Sonntag, B.N. J. ist wieder fast der Alte. Es geht ihm gut, er kann arbeiten, flitzt mit seinem Sportwagen quer durch die Republik und hat Aufträge. A. passt auf ihn auf. Sie sind so ein attraktives und eingespieltes Zweierteam, dass man sie dauernd anstarren möchte. Für A. ist J. der Schönste, für J. ist A. die Schönste, so einfach ist das. Am frühen Abend gehen wir zu viert – J. & A. + PM & ich – ins Milano, J. hat Geburtstag, den wollen wir feiern und auch, dass er wieder fast gesund ist, es hatte ihn um Silvester herum schlimm erwischt.

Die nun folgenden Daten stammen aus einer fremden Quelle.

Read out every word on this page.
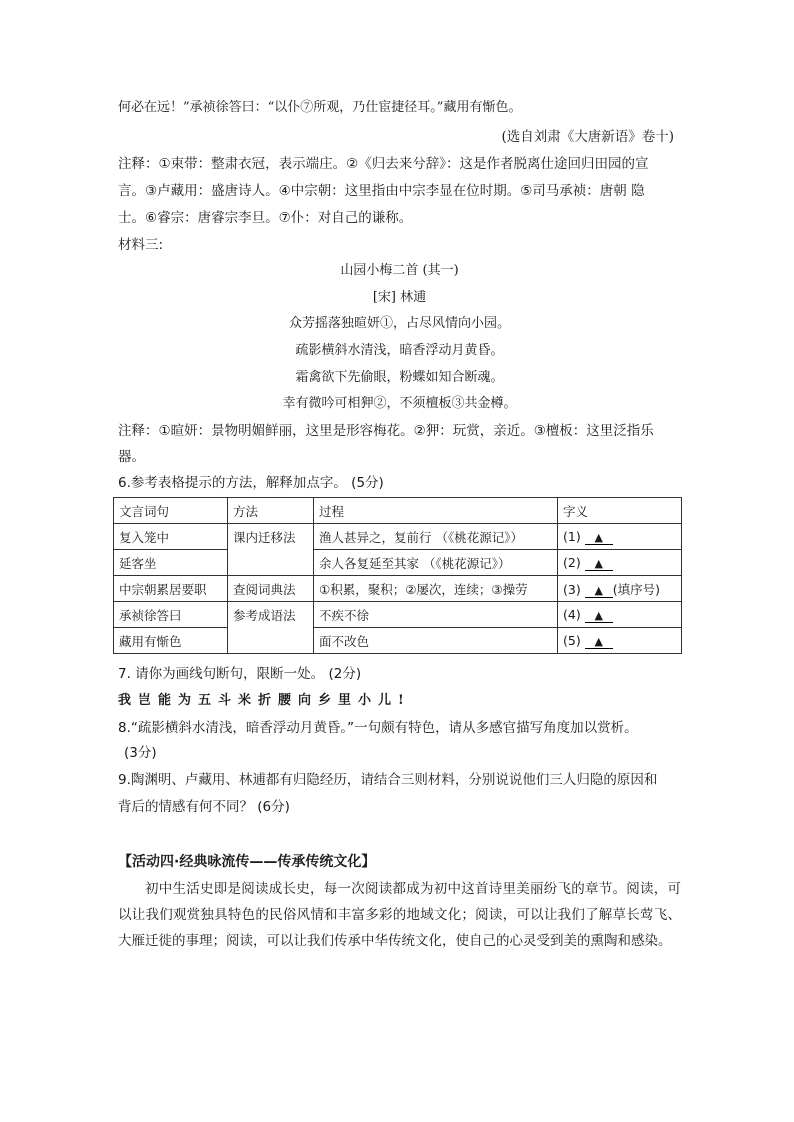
何必在远！”承祯徐答曰：“以仆⑦所观，乃仕宦捷径耳。”藏用有惭色。
(选自刘肃《大唐新语》卷十)
注释：①束带：整肃衣冠，表示端庄。②《归去来兮辞》：这是作者脱离仕途回归田园的宣
言。③卢藏用：盛唐诗人。④中宗朝：这里指由中宗李显在位时期。⑤司马承祯：唐朝 隐
士。⑥睿宗：唐睿宗李旦。⑦仆：对自己的谦称。
材料三:
山园小梅二首 (其一)
[宋] 林逋
众芳摇落独暄妍①，占尽风情向小园。
疏影横斜水清浅，暗香浮动月黄昏。
霜禽欲下先偷眼，粉蝶如知合断魂。
幸有微吟可相狎②，不须檀板③共金樽。
注释：①暄妍：景物明媚鲜丽，这里是形容梅花。②狎：玩赏，亲近。③檀板：这里泛指乐
器。
6.参考表格提示的方法，解释加点字。 (5分)
文言词句	方法	过程	字义
复入笼中	课内迁移法	渔人甚异之，复前行 （《桃花源记》）	(1) ▲
延客坐		余人各复延至其家 （《桃花源记》）	(2) ▲
中宗朝累居要职	查阅词典法	①积累，聚积；②屡次，连续；③操劳	(3) ▲ (填序号)
承祯徐答曰	参考成语法	不疾不徐	(4) ▲
藏用有惭色		面不改色	(5) ▲
7. 请你为画线句断句，限断一处。 (2分)
我岂能为五斗米折腰向乡里小儿!
8.“疏影横斜水清浅，暗香浮动月黄昏。”一句颇有特色，请从多感官描写角度加以赏析。
(3分)
9.陶渊明、卢藏用、林逋都有归隐经历，请结合三则材料，分别说说他们三人归隐的原因和
背后的情感有何不同？ (6分)
【活动四·经典咏流传——传承传统文化】
初中生活史即是阅读成长史，每一次阅读都成为初中这首诗里美丽纷飞的章节。阅读，可以让我们观赏独具特色的民俗风情和丰富多彩的地域文化；阅读，可以让我们了解草长莺飞、大雁迁徙的事理；阅读，可以让我们传承中华传统文化，使自己的心灵受到美的熏陶和感染。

Schöne Umgebung, schöne Stimmung, wir haben einen schönen Tisch und lesen in der schönen Speisekarte. Am Nachbartisch sitzt einer mit schiefem Schlaganfallgesicht. Zudem hat eine üble Krankheit ihm die Haut verwüstet, Hände und Gesicht sehen aus wie in körnigen Brei gefallen. Ein Mann wie ein Reptil. Reglos hockt er vor seinem Bier, er trägt einen türkisfarbenen Hoodie und ein Basecap auf dem Kopf, das ist ziemlich daneben in so einem Lokal, aber er kennt Schlimmeres als falsch angezogen zu sein, oder vielleicht hat er nichts anderes. Ab und zu hebt er den Blick, der ist furchterregend flach. Er hat sich ein gutes Essen gegönnt, jetzt sitzt er einfach da wie die anderen Leute auch. Vielleicht ist es genau dieser Gedanke, der hinter seinem versteinerten Gesicht steht: Wie die anderen Leute auch.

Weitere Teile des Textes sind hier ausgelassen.